The Possible Causal Link of Periodontitis to Neuropsychiatric Disorders: More Than Psychosocial Mechanisms
Increasing evidence implies a possible causal link between periodontitis and neuropsychiatric disorders, such as Alzheimer’s disease (AD) and major depression (MD). A possible mechanism underlying such a link can be explained by neuroinflammation induced by chronic systemic inflammation.

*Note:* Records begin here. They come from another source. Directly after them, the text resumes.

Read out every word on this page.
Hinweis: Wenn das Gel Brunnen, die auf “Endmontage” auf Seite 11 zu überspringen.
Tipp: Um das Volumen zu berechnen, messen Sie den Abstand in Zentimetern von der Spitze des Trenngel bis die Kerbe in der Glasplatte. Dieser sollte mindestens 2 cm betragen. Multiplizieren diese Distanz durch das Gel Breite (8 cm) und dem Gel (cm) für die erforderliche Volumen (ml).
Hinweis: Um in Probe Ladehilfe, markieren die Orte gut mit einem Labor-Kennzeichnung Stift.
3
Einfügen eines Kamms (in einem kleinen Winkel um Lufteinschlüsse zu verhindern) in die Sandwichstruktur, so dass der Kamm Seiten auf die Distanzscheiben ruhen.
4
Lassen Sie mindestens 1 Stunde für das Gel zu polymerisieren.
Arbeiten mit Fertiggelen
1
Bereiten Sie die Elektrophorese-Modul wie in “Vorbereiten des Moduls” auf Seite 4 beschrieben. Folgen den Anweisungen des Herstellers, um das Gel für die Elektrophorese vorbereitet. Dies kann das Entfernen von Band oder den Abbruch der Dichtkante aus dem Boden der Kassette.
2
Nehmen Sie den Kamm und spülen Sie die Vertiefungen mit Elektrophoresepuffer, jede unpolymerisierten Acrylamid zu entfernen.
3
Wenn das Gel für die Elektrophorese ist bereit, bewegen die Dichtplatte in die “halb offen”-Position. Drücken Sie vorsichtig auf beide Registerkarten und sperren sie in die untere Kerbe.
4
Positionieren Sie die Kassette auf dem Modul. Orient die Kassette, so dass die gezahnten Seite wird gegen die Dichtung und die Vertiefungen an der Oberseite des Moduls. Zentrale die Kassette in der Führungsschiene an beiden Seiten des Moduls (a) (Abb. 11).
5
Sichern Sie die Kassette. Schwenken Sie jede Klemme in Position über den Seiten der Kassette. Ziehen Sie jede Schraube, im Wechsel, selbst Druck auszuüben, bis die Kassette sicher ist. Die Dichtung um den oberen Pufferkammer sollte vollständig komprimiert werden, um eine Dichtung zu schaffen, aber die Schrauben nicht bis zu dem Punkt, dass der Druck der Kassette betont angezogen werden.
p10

This review article focuses on an overview of the biological and epidemiological evidence for a feasible causal link of periodontitis to neuropsychiatric disorders, including AD, MD, Parkinson’s disease, and schizophrenia, as well as the neurological event, ischemic stroke. If there is such a link, a broad spectrum of neuropsychiatric disorders associated with neuroinflammation could be preventable and modifiable by simple daily dealings for oral hygiene. However, the notion that periodontitis is a risk factor for neuropsychiatric disorders remains to be effectively substantiated.